BATAM — Angka investasi yang masuk ke Batam pada paruh pertama 2026 tercatat Rp29,89 triliun. Jumlah itu setara 42,7 persen dari target yang dipasang BP Batam sebesar Rp70 triliun untuk tahun ini.
Capaian enam bulan tersebut sudah melampaui total realisasi investasi sepanjang 2024 yang sebesar Rp25,46 triliun. Dibandingkan perolehan 2025 yang mencapai Rp44,01 triliun, capaian semester I 2026 ini setara 67,9 persen.
Direktur Investasi BP Batam Dendi Gustianandar mengatakan percepatan ini terjadi karena perubahan etos kerja pelayanan. “Apa yang tadinya kita hitungan tahunan, saat ini semua diperpendek dengan etos kerja pelayanan dan juga keseriusan kita,” kata Dendi saat memaparkan perkembangan investasi di Gedung BP Batam, Rabu, 26 Agustus 2026 siang.
Tren pertumbuhan investasi di Batam terlihat konsisten naik sejak 2023. Data BP Batam mencatat realisasi investasi 2023 sebesar Rp15,99 triliun, lalu naik ke Rp25,46 triliun pada 2024, dan melonjak signifikan menjadi Rp44,01 triliun pada 2025.

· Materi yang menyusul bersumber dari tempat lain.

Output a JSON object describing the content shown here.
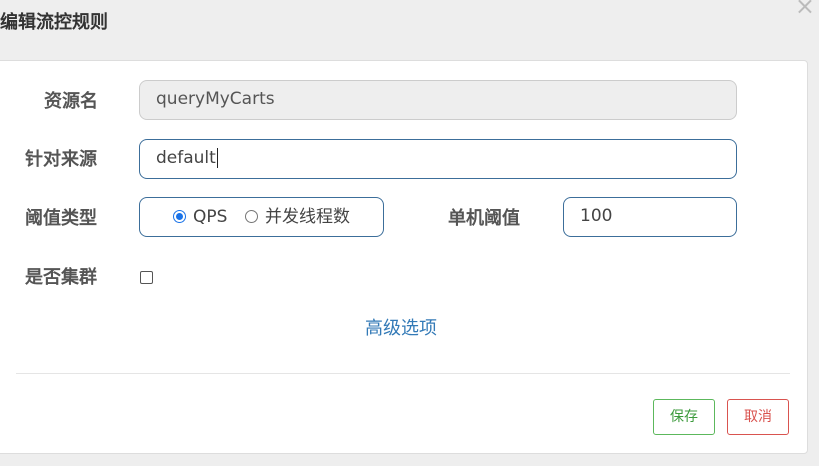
{
  "dialog": {
    "title": "编辑流控规则",
    "close_glyph": "×"
  },
  "form": {
    "resource_name_label": "资源名",
    "resource_name_value": "queryMyCarts",
    "limit_app_label": "针对来源",
    "limit_app_value": "default",
    "threshold_type_label": "阈值类型",
    "threshold_type_options": [
      "QPS",
      "并发线程数"
    ],
    "threshold_type_selected": "QPS",
    "single_threshold_label": "单机阈值",
    "single_threshold_value": "100",
    "cluster_label": "是否集群",
    "cluster_checked": false,
    "advanced_link": "高级选项"
  },
  "footer": {
    "save_label": "保存",
    "cancel_label": "取消"
  },
  "colors": {
    "input_border": "#3c6e9a",
    "link": "#337ab7",
    "save": "#5cb85c",
    "cancel": "#d9534f",
    "radio_checked": "#1a73e8"
  },
  "icons": {
    "close": "close-icon"
  }
}
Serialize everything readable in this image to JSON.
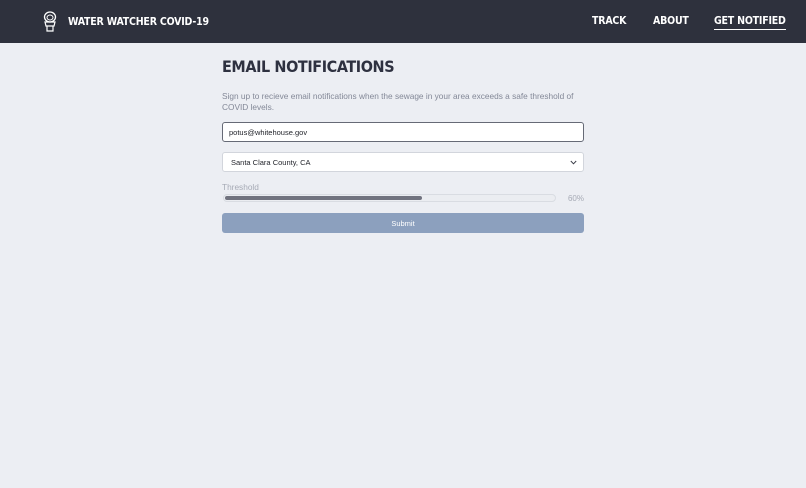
{
  "nav": {
    "brand_icon": "toilet-icon",
    "brand_title": "Water Watcher COVID-19",
    "links": [
      {
        "label": "Track",
        "active": false
      },
      {
        "label": "About",
        "active": false
      },
      {
        "label": "Get Notified",
        "active": true
      }
    ]
  },
  "form": {
    "title": "Email Notifications",
    "description": "Sign up to recieve email notifications when the sewage in your area exceeds a safe threshold of COVID levels.",
    "email_value": "potus@whitehouse.gov",
    "county_selected": "Santa Clara County, CA",
    "threshold_label": "Threshold",
    "threshold_value": 60,
    "threshold_display": "60%",
    "submit_label": "Submit"
  },
  "colors": {
    "navbar": "#2e313d",
    "background": "#eceef3",
    "submit": "#8ca0be",
    "slider_fill": "#71737f"
  }
}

Dendi menilai lompatan ini menunjukkan Batam semakin dipercaya sebagai destinasi investasi. Ia menyebut transformasi ekonomi sedang berlangsung di kota itu.
“Batam berkembang menjadi platform terintegrasi bagi manufaktur berteknologi tinggi, ekonomi digital, logistik, dan layanan industri,” ujarnya.

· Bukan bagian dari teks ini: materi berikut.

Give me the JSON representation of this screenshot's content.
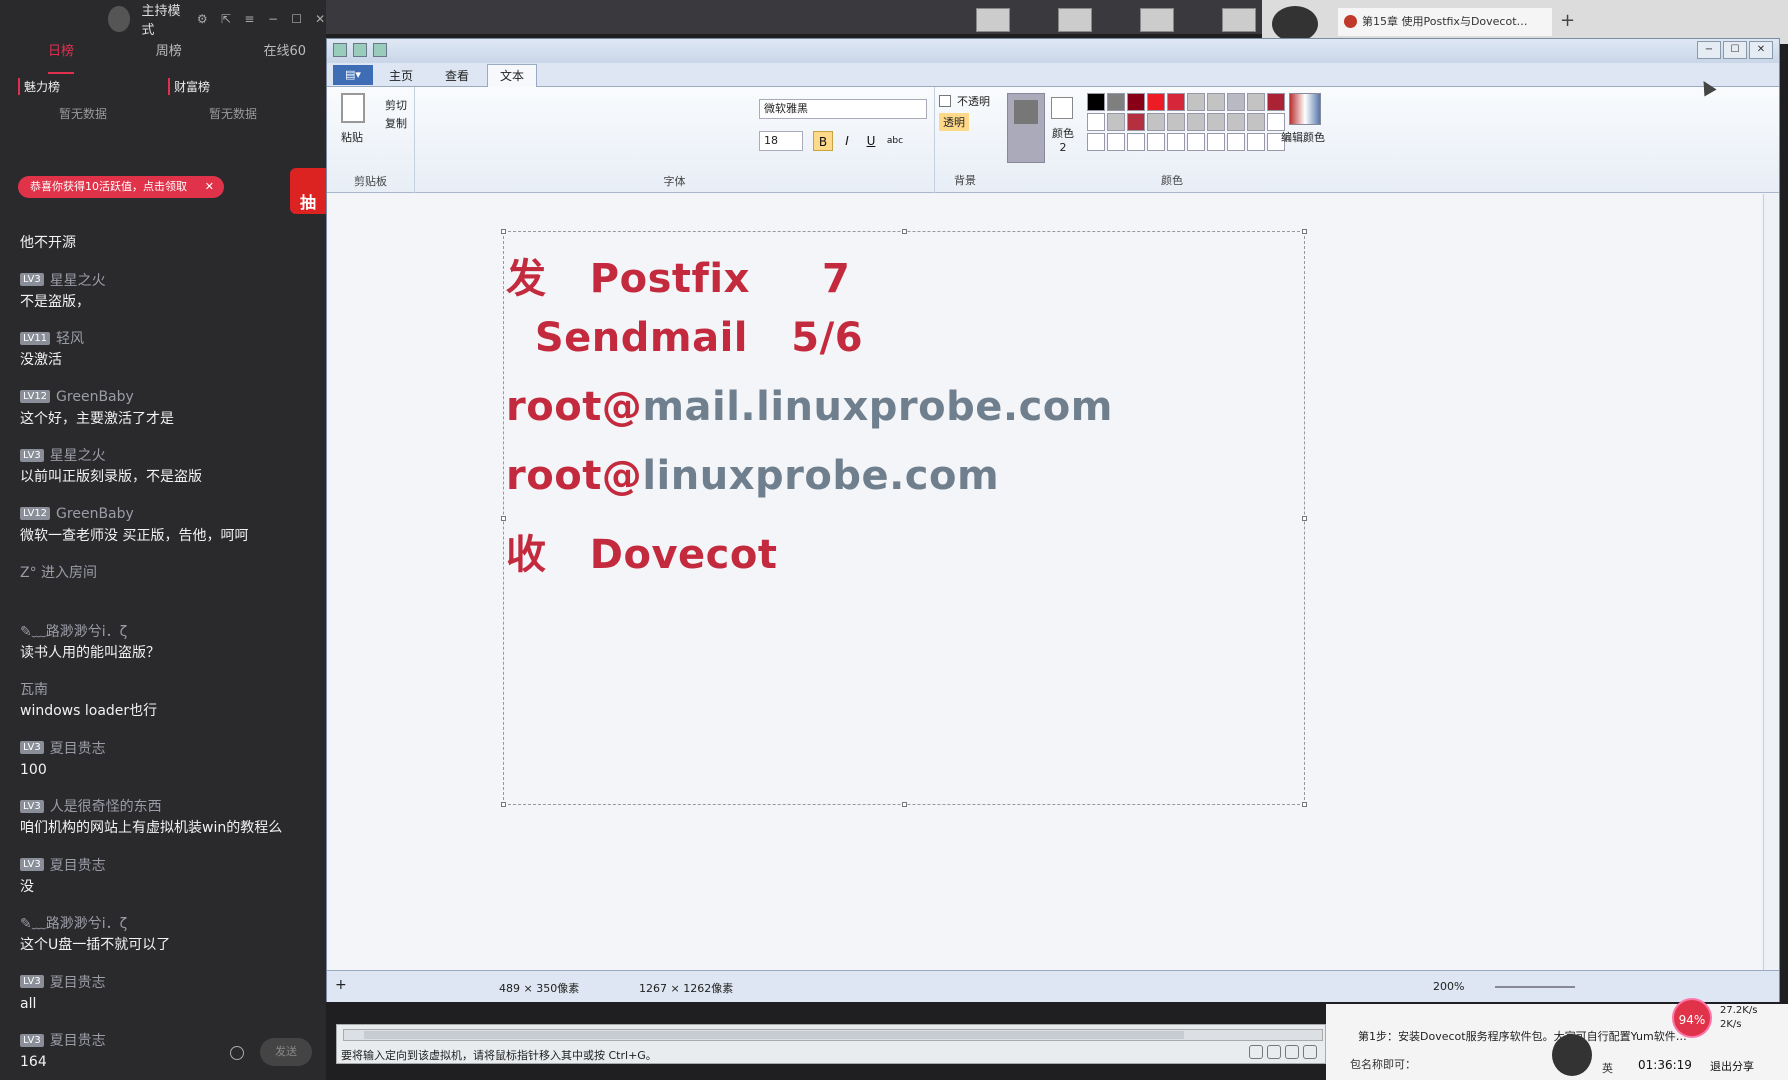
{
  "live": {
    "mode": "主持模式",
    "tabs": [
      "日榜",
      "周榜",
      "在线60"
    ],
    "ranks": [
      {
        "label": "魅力榜",
        "empty": "暂无数据"
      },
      {
        "label": "财富榜",
        "empty": "暂无数据"
      }
    ],
    "banner": "恭喜你获得10活跃值，点击领取",
    "draw": "抽",
    "messages": [
      {
        "lv": "",
        "name": "",
        "text": "他不开源"
      },
      {
        "lv": "LV3",
        "name": "星星之火",
        "text": "不是盗版，"
      },
      {
        "lv": "LV11",
        "name": "轻风",
        "text": "没激活"
      },
      {
        "lv": "LV12",
        "name": "GreenBaby",
        "text": "这个好，主要激活了才是"
      },
      {
        "lv": "LV3",
        "name": "星星之火",
        "text": "以前叫正版刻录版，不是盗版"
      },
      {
        "lv": "LV12",
        "name": "GreenBaby",
        "text": "微软一查老师没 买正版，告他，呵呵"
      },
      {
        "lv": "",
        "name": "Z° 进入房间",
        "text": ""
      },
      {
        "lv": "",
        "name": "✎﹏路渺渺兮i．ζ",
        "text": "读书人用的能叫盗版？"
      },
      {
        "lv": "",
        "name": "瓦南",
        "text": "windows loader也行"
      },
      {
        "lv": "LV3",
        "name": "夏目贵志",
        "text": "100"
      },
      {
        "lv": "LV3",
        "name": "人是很奇怪的东西",
        "text": "咱们机构的网站上有虚拟机装win的教程么"
      },
      {
        "lv": "LV3",
        "name": "夏目贵志",
        "text": "没"
      },
      {
        "lv": "",
        "name": "✎﹏路渺渺兮i．ζ",
        "text": "这个U盘一插不就可以了"
      },
      {
        "lv": "LV3",
        "name": "夏目贵志",
        "text": "all"
      },
      {
        "lv": "LV3",
        "name": "夏目贵志",
        "text": "164"
      }
    ],
    "send": "发送"
  },
  "browser": {
    "tab": "第15章 使用Postfix与Dovecot…",
    "plus": "+"
  },
  "paint": {
    "tabs": {
      "menu": "▤▾",
      "home": "主页",
      "view": "查看",
      "text": "文本"
    },
    "clipboard": {
      "paste": "粘贴",
      "cut": "剪切",
      "copy": "复制",
      "label": "剪贴板"
    },
    "font": {
      "family": "微软雅黑",
      "size": "18",
      "bold": "B",
      "italic": "I",
      "underline": "U",
      "strike": "abc",
      "label": "字体"
    },
    "background": {
      "opaque": "不透明",
      "transparent": "透明",
      "label": "背景"
    },
    "colors": {
      "color2": "颜色 2",
      "edit": "编辑颜色",
      "label": "颜色"
    },
    "palette": [
      "#000000",
      "#7f7f7f",
      "#880015",
      "#ed1c24",
      "#d6263a",
      "#c3c3c3",
      "#c3c3c3",
      "#b9b9c3",
      "#c3c3c3",
      "#aa2233",
      "#ffffff",
      "#c3c3c3",
      "#b5303f",
      "#c3c3c3",
      "#c3c3c3",
      "#c3c3c3",
      "#c3c3c3",
      "#c3c3c3",
      "#c3c3c3",
      "#ffffff",
      "#ffffff",
      "#ffffff",
      "#ffffff",
      "#ffffff",
      "#ffffff",
      "#ffffff",
      "#ffffff",
      "#ffffff",
      "#ffffff",
      "#ffffff"
    ],
    "canvas_lines": [
      {
        "parts": [
          {
            "t": "发   Postfix     7",
            "c": "red"
          }
        ]
      },
      {
        "parts": [
          {
            "t": "  Sendmail   5/6",
            "c": "red"
          }
        ]
      },
      {
        "parts": [
          {
            "t": "root@",
            "c": "red"
          },
          {
            "t": "mail.linuxprobe.com",
            "c": "gray"
          }
        ]
      },
      {
        "parts": [
          {
            "t": "root@",
            "c": "red"
          },
          {
            "t": "linuxprobe.com",
            "c": "gray"
          }
        ]
      },
      {
        "parts": [
          {
            "t": "收   Dovecot",
            "c": "red"
          }
        ]
      }
    ],
    "status": {
      "selection": "489 × 350像素",
      "size": "1267 × 1262像素",
      "zoom": "200%"
    }
  },
  "vm": {
    "message": "要将输入定向到该虚拟机，请将鼠标指针移入其中或按 Ctrl+G。"
  },
  "bottom": {
    "step": "第1步：安装Dovecot服务程序软件包。大家可自行配置Yum软件…",
    "question": "包名称即可：",
    "ime": "英",
    "time": "01:36:19",
    "exit": "退出分享",
    "badge": "94%",
    "up": "27.2K/s",
    "down": "2K/s"
  }
}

Dari sisi asal modal asing, Singapura masih mendominasi dengan nilai investasi Rp10,89 triliun. Posisi berikutnya ditempati Hong Kong Rp1,39 triliun, Korea Selatan Rp1,18 triliun, Tiongkok Rp1,11 triliun, Amerika Serikat Rp1,02 triliun, dan Jepang Rp500 miliar.
Masuknya Korea Selatan dan Amerika Serikat ke dalam jajaran enam besar menjadi perhatian tersendiri. Dendi mengatakan kedua negara tersebut hampir tidak pernah tercatat dalam daftar investor utama Batam sebelumnya.

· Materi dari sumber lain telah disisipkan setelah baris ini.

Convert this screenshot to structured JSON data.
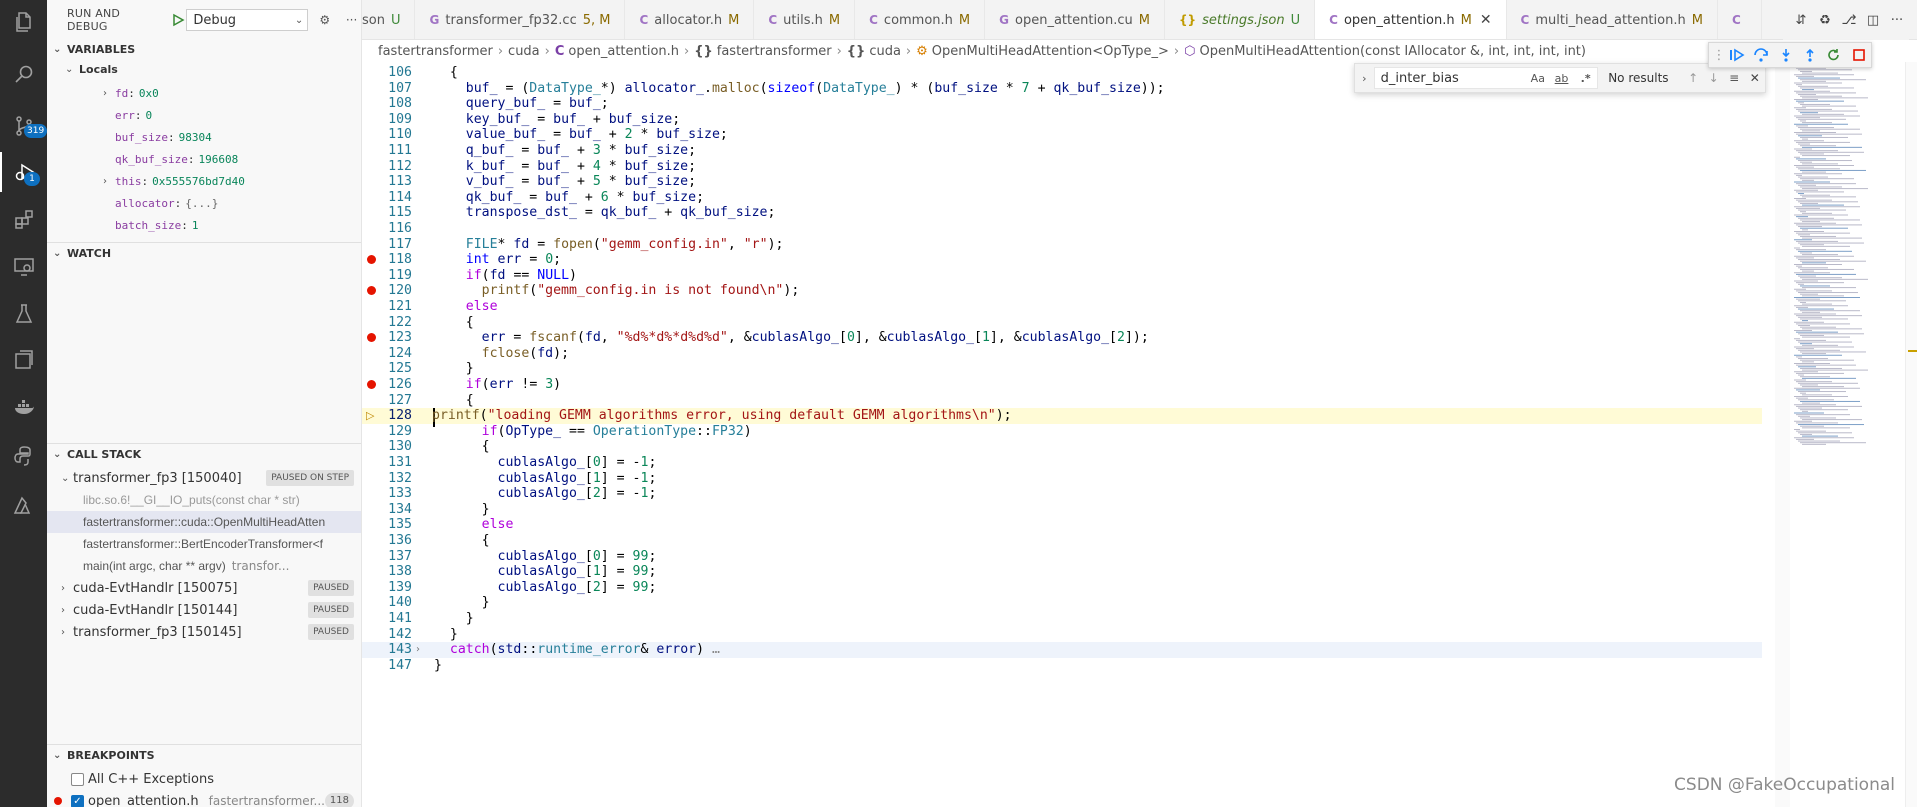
{
  "activity_bar": {
    "scm_badge": "319",
    "debug_badge": "1"
  },
  "sidebar": {
    "title": "RUN AND DEBUG",
    "config": "Debug",
    "variables_header": "VARIABLES",
    "locals_header": "Locals",
    "variables": [
      {
        "name": "fd",
        "value": "0x0",
        "expandable": true
      },
      {
        "name": "err",
        "value": "0",
        "expandable": false
      },
      {
        "name": "buf_size",
        "value": "98304",
        "expandable": false
      },
      {
        "name": "qk_buf_size",
        "value": "196608",
        "expandable": false
      },
      {
        "name": "this",
        "value": "0x555576bd7d40",
        "expandable": true
      },
      {
        "name": "allocator",
        "value": "{...}",
        "expandable": false
      },
      {
        "name": "batch_size",
        "value": "1",
        "expandable": false
      }
    ],
    "watch_header": "WATCH",
    "callstack_header": "CALL STACK",
    "callstack": [
      {
        "label": "transformer_fp3 [150040]",
        "badge": "PAUSED ON STEP",
        "kind": "thread",
        "expanded": true
      },
      {
        "label": "libc.so.6!__GI__IO_puts(const char * str)",
        "badge": "",
        "kind": "frame"
      },
      {
        "label": "fastertransformer::cuda::OpenMultiHeadAtten",
        "badge": "",
        "kind": "frame",
        "selected": true
      },
      {
        "label": "fastertransformer::BertEncoderTransformer<f",
        "badge": "",
        "kind": "frame"
      },
      {
        "label": "main(int argc, char ** argv)",
        "file": "transfor...",
        "badge": "",
        "kind": "frame"
      },
      {
        "label": "cuda-EvtHandlr [150075]",
        "badge": "PAUSED",
        "kind": "thread",
        "expanded": false
      },
      {
        "label": "cuda-EvtHandlr [150144]",
        "badge": "PAUSED",
        "kind": "thread",
        "expanded": false
      },
      {
        "label": "transformer_fp3 [150145]",
        "badge": "PAUSED",
        "kind": "thread",
        "expanded": false
      }
    ],
    "breakpoints_header": "BREAKPOINTS",
    "breakpoints": [
      {
        "label": "All C++ Exceptions",
        "checked": false
      },
      {
        "label": "open_attention.h",
        "path": "fastertransformer...",
        "line": "118",
        "checked": true
      }
    ]
  },
  "tabs": [
    {
      "label": "son",
      "status": "U",
      "icon": "",
      "icon_color": "#c09b00"
    },
    {
      "label": "transformer_fp32.cc",
      "status": "5, M",
      "icon": "G",
      "icon_color": "#a074c4"
    },
    {
      "label": "allocator.h",
      "status": "M",
      "icon": "C",
      "icon_color": "#a074c4"
    },
    {
      "label": "utils.h",
      "status": "M",
      "icon": "C",
      "icon_color": "#a074c4"
    },
    {
      "label": "common.h",
      "status": "M",
      "icon": "C",
      "icon_color": "#a074c4"
    },
    {
      "label": "open_attention.cu",
      "status": "M",
      "icon": "G",
      "icon_color": "#a074c4"
    },
    {
      "label": "settings.json",
      "status": "U",
      "icon": "{}",
      "icon_color": "#c09b00"
    },
    {
      "label": "open_attention.h",
      "status": "M",
      "icon": "C",
      "icon_color": "#a074c4",
      "active": true
    },
    {
      "label": "multi_head_attention.h",
      "status": "M",
      "icon": "C",
      "icon_color": "#a074c4"
    },
    {
      "label": "",
      "status": "",
      "icon": "C",
      "icon_color": "#a074c4"
    }
  ],
  "breadcrumb": [
    "fastertransformer",
    "cuda",
    "open_attention.h",
    "fastertransformer",
    "cuda",
    "OpenMultiHeadAttention<OpType_>",
    "OpenMultiHeadAttention(const IAllocator &, int, int, int, int)"
  ],
  "find": {
    "query": "d_inter_bias",
    "opt_case": "Aa",
    "opt_word": "ab",
    "opt_regex": ".*",
    "result": "No results"
  },
  "code_lines": [
    {
      "n": "106",
      "bp": false,
      "html": "  <span>{</span>"
    },
    {
      "n": "107",
      "bp": false,
      "html": "    <span class='id'>buf_</span> = (<span class='ty'>DataType_</span>*) <span class='id'>allocator_</span>.<span class='fn'>malloc</span>(<span class='kw'>sizeof</span>(<span class='ty'>DataType_</span>) * (<span class='id'>buf_size</span> * <span class='num'>7</span> + <span class='id'>qk_buf_size</span>));"
    },
    {
      "n": "108",
      "bp": false,
      "html": "    <span class='id'>query_buf_</span> = <span class='id'>buf_</span>;"
    },
    {
      "n": "109",
      "bp": false,
      "html": "    <span class='id'>key_buf_</span> = <span class='id'>buf_</span> + <span class='id'>buf_size</span>;"
    },
    {
      "n": "110",
      "bp": false,
      "html": "    <span class='id'>value_buf_</span> = <span class='id'>buf_</span> + <span class='num'>2</span> * <span class='id'>buf_size</span>;"
    },
    {
      "n": "111",
      "bp": false,
      "html": "    <span class='id'>q_buf_</span> = <span class='id'>buf_</span> + <span class='num'>3</span> * <span class='id'>buf_size</span>;"
    },
    {
      "n": "112",
      "bp": false,
      "html": "    <span class='id'>k_buf_</span> = <span class='id'>buf_</span> + <span class='num'>4</span> * <span class='id'>buf_size</span>;"
    },
    {
      "n": "113",
      "bp": false,
      "html": "    <span class='id'>v_buf_</span> = <span class='id'>buf_</span> + <span class='num'>5</span> * <span class='id'>buf_size</span>;"
    },
    {
      "n": "114",
      "bp": false,
      "html": "    <span class='id'>qk_buf_</span> = <span class='id'>buf_</span> + <span class='num'>6</span> * <span class='id'>buf_size</span>;"
    },
    {
      "n": "115",
      "bp": false,
      "html": "    <span class='id'>transpose_dst_</span> = <span class='id'>qk_buf_</span> + <span class='id'>qk_buf_size</span>;"
    },
    {
      "n": "116",
      "bp": false,
      "html": ""
    },
    {
      "n": "117",
      "bp": false,
      "html": "    <span class='ty'>FILE</span>* <span class='id'>fd</span> = <span class='fn'>fopen</span>(<span class='str'>\"gemm_config.in\"</span>, <span class='str'>\"r\"</span>);"
    },
    {
      "n": "118",
      "bp": true,
      "html": "    <span class='kw'>int</span> <span class='id'>err</span> = <span class='num'>0</span>;"
    },
    {
      "n": "119",
      "bp": false,
      "html": "    <span class='kwc'>if</span>(<span class='id'>fd</span> == <span class='kw'>NULL</span>)"
    },
    {
      "n": "120",
      "bp": true,
      "html": "      <span class='fn'>printf</span>(<span class='str'>\"gemm_config.in is not found\\n\"</span>);"
    },
    {
      "n": "121",
      "bp": false,
      "html": "    <span class='kwc'>else</span>"
    },
    {
      "n": "122",
      "bp": false,
      "html": "    <span>{</span>"
    },
    {
      "n": "123",
      "bp": true,
      "html": "      <span class='id'>err</span> = <span class='fn'>fscanf</span>(<span class='id'>fd</span>, <span class='str'>\"%d%*d%*d%d%d\"</span>, &amp;<span class='id'>cublasAlgo_</span>[<span class='num'>0</span>], &amp;<span class='id'>cublasAlgo_</span>[<span class='num'>1</span>], &amp;<span class='id'>cublasAlgo_</span>[<span class='num'>2</span>]);"
    },
    {
      "n": "124",
      "bp": false,
      "html": "      <span class='fn'>fclose</span>(<span class='id'>fd</span>);"
    },
    {
      "n": "125",
      "bp": false,
      "html": "    <span>}</span>"
    },
    {
      "n": "126",
      "bp": true,
      "html": "    <span class='kwc'>if</span>(<span class='id'>err</span> != <span class='num'>3</span>)"
    },
    {
      "n": "127",
      "bp": false,
      "html": "    <span>{</span>"
    },
    {
      "n": "128",
      "bp": false,
      "current": true,
      "html": "<span class='fn'>printf</span>(<span class='str'>\"loading GEMM algorithms error, using default GEMM algorithms\\n\"</span>);"
    },
    {
      "n": "129",
      "bp": false,
      "html": "      <span class='kwc'>if</span>(<span class='id'>OpType_</span> == <span class='ty'>OperationType</span>::<span class='ty'>FP32</span>)"
    },
    {
      "n": "130",
      "bp": false,
      "html": "      <span>{</span>"
    },
    {
      "n": "131",
      "bp": false,
      "html": "        <span class='id'>cublasAlgo_</span>[<span class='num'>0</span>] = -<span class='num'>1</span>;"
    },
    {
      "n": "132",
      "bp": false,
      "html": "        <span class='id'>cublasAlgo_</span>[<span class='num'>1</span>] = -<span class='num'>1</span>;"
    },
    {
      "n": "133",
      "bp": false,
      "html": "        <span class='id'>cublasAlgo_</span>[<span class='num'>2</span>] = -<span class='num'>1</span>;"
    },
    {
      "n": "134",
      "bp": false,
      "html": "      <span>}</span>"
    },
    {
      "n": "135",
      "bp": false,
      "html": "      <span class='kwc'>else</span>"
    },
    {
      "n": "136",
      "bp": false,
      "html": "      <span>{</span>"
    },
    {
      "n": "137",
      "bp": false,
      "html": "        <span class='id'>cublasAlgo_</span>[<span class='num'>0</span>] = <span class='num'>99</span>;"
    },
    {
      "n": "138",
      "bp": false,
      "html": "        <span class='id'>cublasAlgo_</span>[<span class='num'>1</span>] = <span class='num'>99</span>;"
    },
    {
      "n": "139",
      "bp": false,
      "html": "        <span class='id'>cublasAlgo_</span>[<span class='num'>2</span>] = <span class='num'>99</span>;"
    },
    {
      "n": "140",
      "bp": false,
      "html": "      <span>}</span>"
    },
    {
      "n": "141",
      "bp": false,
      "html": "    <span>}</span>"
    },
    {
      "n": "142",
      "bp": false,
      "html": "  <span>}</span>"
    },
    {
      "n": "143",
      "bp": false,
      "folded": true,
      "html": "  <span class='kwc'>catch</span>(<span class='id'>std</span>::<span class='ty'>runtime_error</span>&amp; <span class='id'>error</span>) <span class='ell'>…</span>"
    },
    {
      "n": "147",
      "bp": false,
      "html": "}"
    }
  ],
  "watermark": "CSDN @FakeOccupational"
}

“Yang paling menarik dari enam investor utama ada dua investor dari negara yang baru masuk, yakni Korea Selatan dan Amerika. Hampir tidak pernah ada dua negara ini,” jelasnya.
Industri elektronik dan peralatan presisi masih menjadi penyumbang terbesar investasi dengan nilai Rp6,87 triliun atau 23 persen dari total realisasi semester I 2026. Sektor ini diikuti jasa dan infrastruktur digital Rp6,09 triliun (20,4 persen), industri kimia dan farmasi Rp3,97 triliun (13,3 persen), kawasan industri dan perkantoran Rp3,52 triliun (11,8 persen), serta transportasi, pergudangan, dan telekomunikasi Rp2,55 triliun (8,5 persen).
“Selalu ditempati oleh elektronik. Karena memang fundamentalnya Batam di situ,” kata Dendi. Ia menambahkan, sektor kimia dan farmasi tumbuh hampir tiga kali lipat dan mulai menjadi primadona baru.
Advanced manufacturing elektronik tercatat tumbuh sekitar 122 persen. Sementara itu, investasi pada digital manufacturing dan data center mencapai Rp4,51 triliun.
Penanaman Modal Asing (PMA) menyumbang Rp17,80 triliun atau tumbuh 53,7 persen, setara 59,6 persen dari total investasi. Adapun Penanaman Modal Dalam Negeri (PMDN) mencapai Rp12,09 triliun dengan pertumbuhan 78,2 persen, menyumbang 40,4 persen.
Dari total investasi yang masuk, Rp14,02 triliun atau 46,9 persen sudah berada pada tahap produksi. Sisanya, Rp15,87 triliun (53,1 persen), masih dalam tahap konstruksi.
Berdasarkan laporan kegiatan penanaman modal (LKPM), investasi ini telah menyerap 40.423 tenaga kerja. Sebanyak 98,7 persen di antaranya merupakan pekerja Indonesia.
Aktivitas direct call internasional melalui Pelabuhan Batu Ampar juga meningkat 212 persen. Angka ini sejalan dengan pertumbuhan ekonomi Batam pada 2025 yang mencapai 6,76 persen.